26. I do whatever my rice Krispies tell me to.
25. Where are we going and why am I in this hand basket?
24. It's been lovely but I have to scream now.
23. I haven't lost my mind, It's backed up on a disk somewhere.
22. Seen on the back of a biker's vest - If you can read this, the bitch
fell off.
21. If sex is a pain in the ass, then you're doing it wrong.
20. Fight crime, shoot back.
19. If you can read this, please flip me back over..(seen upside down,
on a jeep).
18. Remember folks, stop-lights timed for 35mph are also timed for 70mph.
17. Guys no shirt, no service.

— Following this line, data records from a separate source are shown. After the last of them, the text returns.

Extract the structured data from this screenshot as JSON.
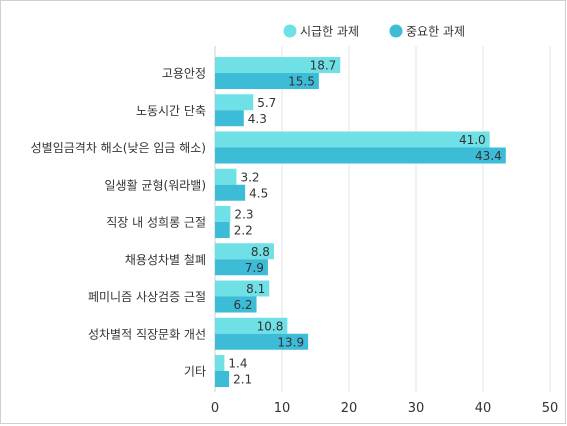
{
  "chart_data": {
    "type": "bar",
    "orientation": "horizontal",
    "categories": [
      "고용안정",
      "노동시간 단축",
      "성별임금격차 해소(낮은 임금 해소)",
      "일생활 균형(워라밸)",
      "직장 내 성희롱 근절",
      "채용성차별 철폐",
      "페미니즘 사상검증 근절",
      "성차별적 직장문화 개선",
      "기타"
    ],
    "series": [
      {
        "name": "시급한 과제",
        "color": "#6fe0e6",
        "values": [
          18.7,
          5.7,
          41.0,
          3.2,
          2.3,
          8.8,
          8.1,
          10.8,
          1.4
        ]
      },
      {
        "name": "중요한 과제",
        "color": "#3dbcd8",
        "values": [
          15.5,
          4.3,
          43.4,
          4.5,
          2.2,
          7.9,
          6.2,
          13.9,
          2.1
        ]
      }
    ],
    "value_labels": [
      [
        "18.7",
        "5.7",
        "41.0",
        "3.2",
        "2.3",
        "8.8",
        "8.1",
        "10.8",
        "1.4"
      ],
      [
        "15.5",
        "4.3",
        "43.4",
        "4.5",
        "2.2",
        "7.9",
        "6.2",
        "13.9",
        "2.1"
      ]
    ],
    "xlim": [
      0,
      50
    ],
    "xticks": [
      0,
      10,
      20,
      30,
      40,
      50
    ],
    "grid": true,
    "legend_position": "top-right",
    "title": "",
    "xlabel": "",
    "ylabel": ""
  }
}
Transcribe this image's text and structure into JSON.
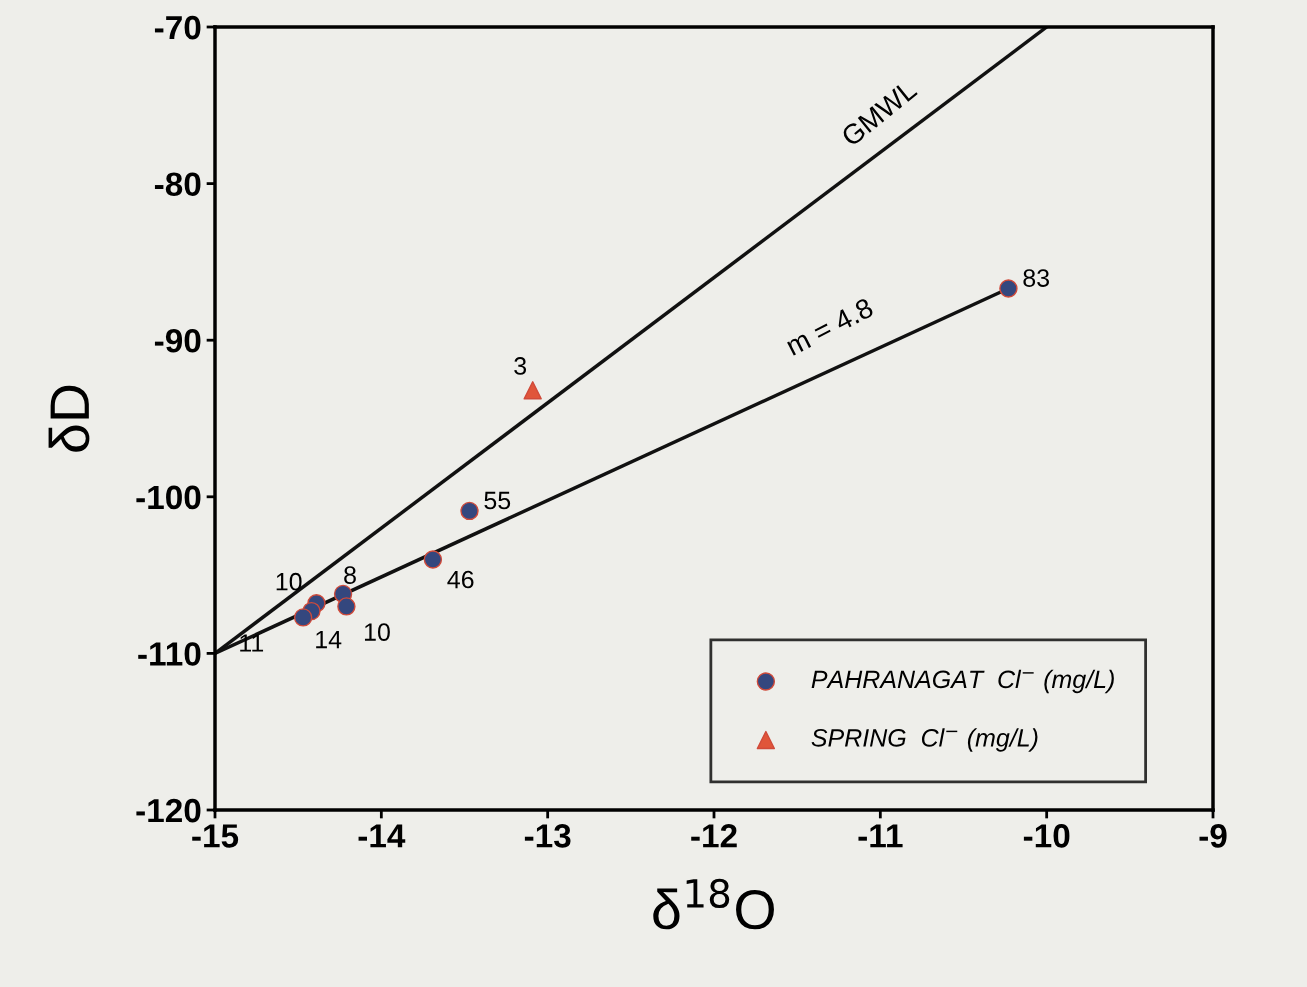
{
  "chart_data": {
    "type": "scatter",
    "xlabel": "δ$^{18}$O",
    "ylabel": "δD",
    "xlim": [
      -15,
      -9
    ],
    "xticks": [
      -15,
      -14,
      -13,
      -12,
      -11,
      -10,
      -9
    ],
    "ylim": [
      -120,
      -70
    ],
    "yticks": [
      -120,
      -110,
      -100,
      -90,
      -80,
      -70
    ],
    "grid": false,
    "legend": "bottom right",
    "series": [
      {
        "name": "PAHRANAGAT  Cl$^{−}$ (mg/L)",
        "marker": "circle",
        "color": "#34477e",
        "x": [
          -10.23,
          -13.47,
          -13.69,
          -14.23,
          -14.21,
          -14.39,
          -14.42,
          -14.47
        ],
        "values": [
          -86.7,
          -100.9,
          -104.0,
          -106.2,
          -107.0,
          -106.8,
          -107.3,
          -107.7
        ]
      },
      {
        "name": "SPRING  Cl$^{−}$ (mg/L)",
        "marker": "triangle",
        "color": "#e0553a",
        "x": [
          -13.09
        ],
        "values": [
          -93.2
        ]
      },
      {
        "type": "line",
        "marker": "none",
        "color": "#111111",
        "line_style": "solid",
        "x": [
          -15,
          -10
        ],
        "values": [
          -110,
          -70
        ]
      },
      {
        "type": "line",
        "marker": "none",
        "color": "#111111",
        "line_style": "solid",
        "x": [
          -15,
          -10.23
        ],
        "values": [
          -110,
          -86.7
        ]
      }
    ],
    "annotations": [
      {
        "text": "GMWL",
        "x": -11.0,
        "y": -78
      },
      {
        "text": "m = 4.8",
        "x": -11.3,
        "y": -91.9
      },
      {
        "text": "83",
        "x": -10.23,
        "y": -86.7
      },
      {
        "text": "55",
        "x": -13.47,
        "y": -100.9
      },
      {
        "text": "46",
        "x": -13.69,
        "y": -104.0
      },
      {
        "text": "8",
        "x": -14.23,
        "y": -106.2
      },
      {
        "text": "10",
        "x": -14.21,
        "y": -107.0
      },
      {
        "text": "10",
        "x": -14.39,
        "y": -106.8
      },
      {
        "text": "14",
        "x": -14.42,
        "y": -107.3
      },
      {
        "text": "11",
        "x": -14.47,
        "y": -107.7
      },
      {
        "text": "3",
        "x": -13.09,
        "y": -93.2
      }
    ]
  }
}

Gals no shirt, no charge.
16. If walking is so good for you, then why does my mailman look like
Jabba the Hut?
15. Necrophilia: that uncontrollable urge to crack open a cold one.
14. Ax me about Ebonics.
13. Body by Nautilus; brain by Mattel.
12. Boldly going nowhere.
11. Cat: the other white meat.
10. Caution - Driver legally blonde!
9. Don't be sexist-broads hate that.
8. Heart attacks-Gods revenge for eating his animal friends.
7. Honk if you've never seen an Uzi fired from a car window.
6. How many roads must a man travel down before he admits he is lost?
5. If you can't dazzle them with brilliance, riddle them with bullets.
4. Money isn't everything, but it sure keeps the kids in touch.
3. Saw it...Wanted it...Had a fit...Got it!
2. Warning! Driver only carries $20.00 in ammunition.
1. What has four legs and an arm? A happy pit bull.
And, A Few More for the road....
Honk if you've slept with the president!